Although several mechanisms for both the acquisition and assimilation of foreign DNA exist in fungi (Ma et al., 2010; Soanes and Richards, 2014), the relative contribution of these mechanisms to the observed patterns of HGT is unclear; moreover, the mechanisms for stages of HGT between cell entry and genome incorporation are completely uncharacterized (Scazzocchio, 2014). For example, how and how frequently does foreign DNA escape nucleases and how does foreign DNA enter the nucleus? Is the chance of successful integration associated with foreign DNA length and is there bias toward integration of smaller fragments? At what rate is foreign DNA acquired, and how does this rate vary across species and environments? Once integrated, what fraction of transfers have a measurable fitness effect, and what fraction of those are beneficial vs. deleterious? Do horizontally acquired MGCs become integrated into existing regulatory networks of metabolism or does the acquisition of MGCs precipitate the modification of existing metabolic and regulatory networks?

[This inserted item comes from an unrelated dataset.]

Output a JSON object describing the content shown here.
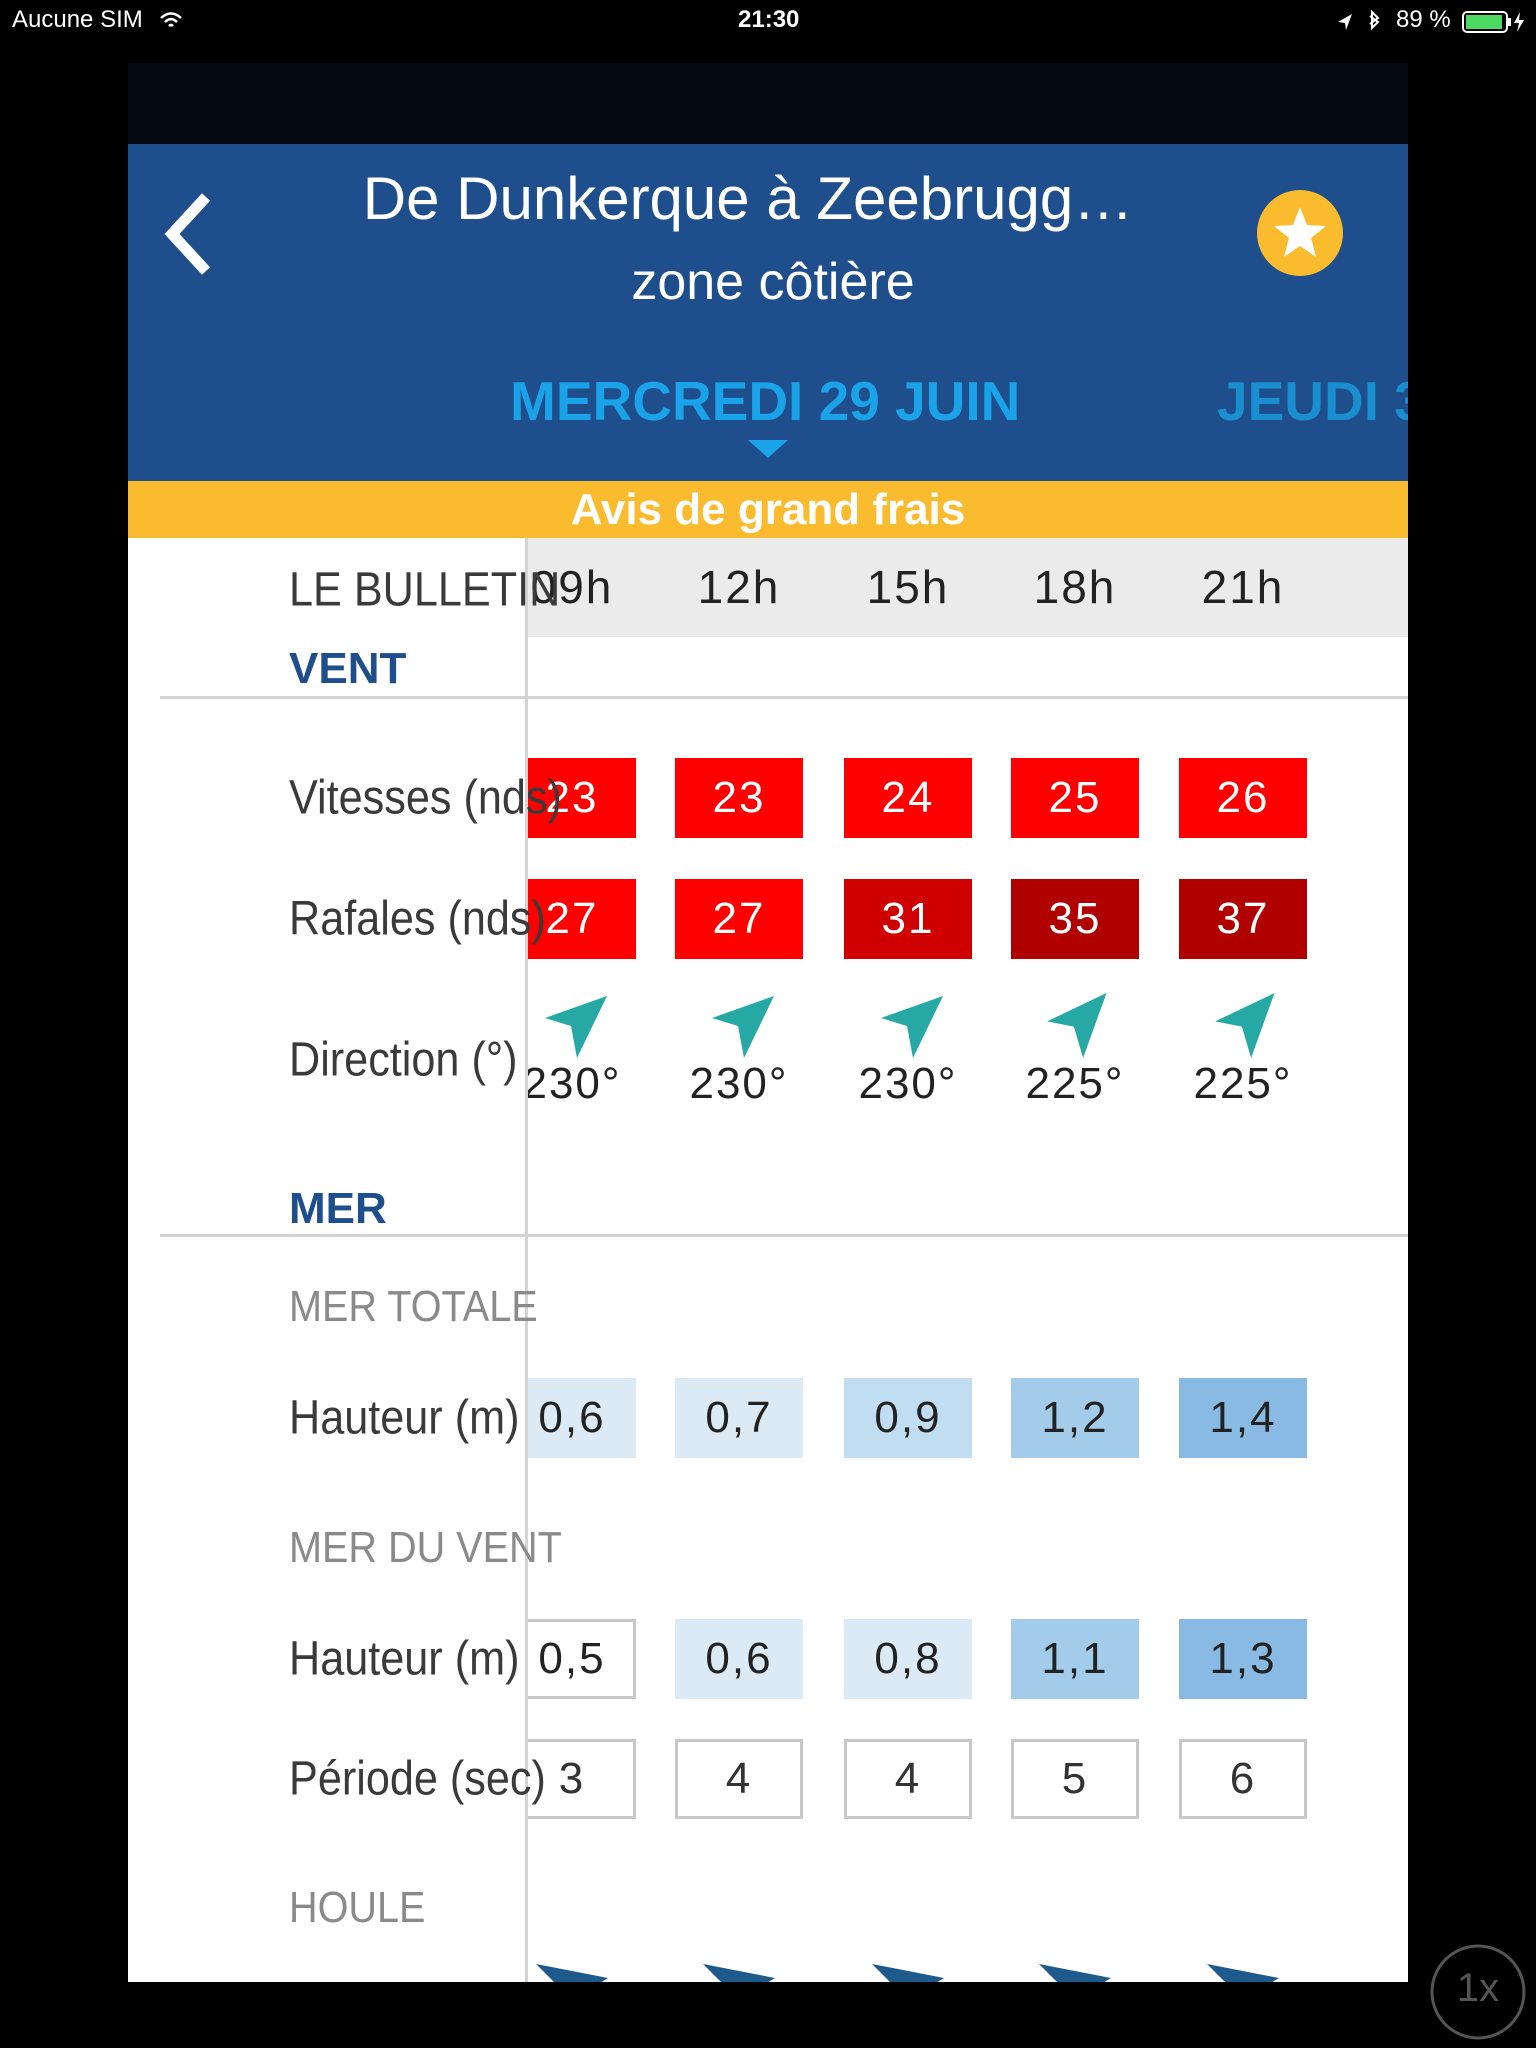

These outstanding questions on the prevalence and consequences of HGT of fungal MGCs, as well as the ecology and mechanisms driving transfer events, require systematic tests of hypotheses about the process that often require integrative data from diverse facets of fungal biology, from genomics to chemistry, and from ecological lifestyles to evolutionary history. Fortunately, the ever larger number of fungal genomes sequenced and the increasing importance given to the sampling of ecologically and taxonomically important groups, coupled with novel functional genomic technologies, is quickly bringing remarkable amounts of data to bear on these questions. For example, the 1000 fungal genome project (http://1000.fungalgenomes.org), an ongoing community sequencing initiative sponsored by the Joint Genome Institute, aims to sequence at least two genomes from each of the more than 500 fungal families, including genomes representative of all the major fungal lifestyles and morphologies; similarly, the yeast 1000 project, recently funded by the National Science Foundation (http://www.nsf.gov/awardsearch/showAward?AWD_ID=1442148), aims to decode the genomes of all ~1000 yeast species belonging to the subphylum Saccharomycotina. Such projects promise to not only serve as comprehensive surveys of fungal metabolism but also provide unprecedented opportunities for evaluating and quantifying the impact that processes, such as HGT-mediated gene innovation, have had on the generation of fungal biodiversity.

Conflict of interest statement

The authors declare that the research was conducted in the absence of any commercial or financial relationships that could be construed as a potential conflict of interest.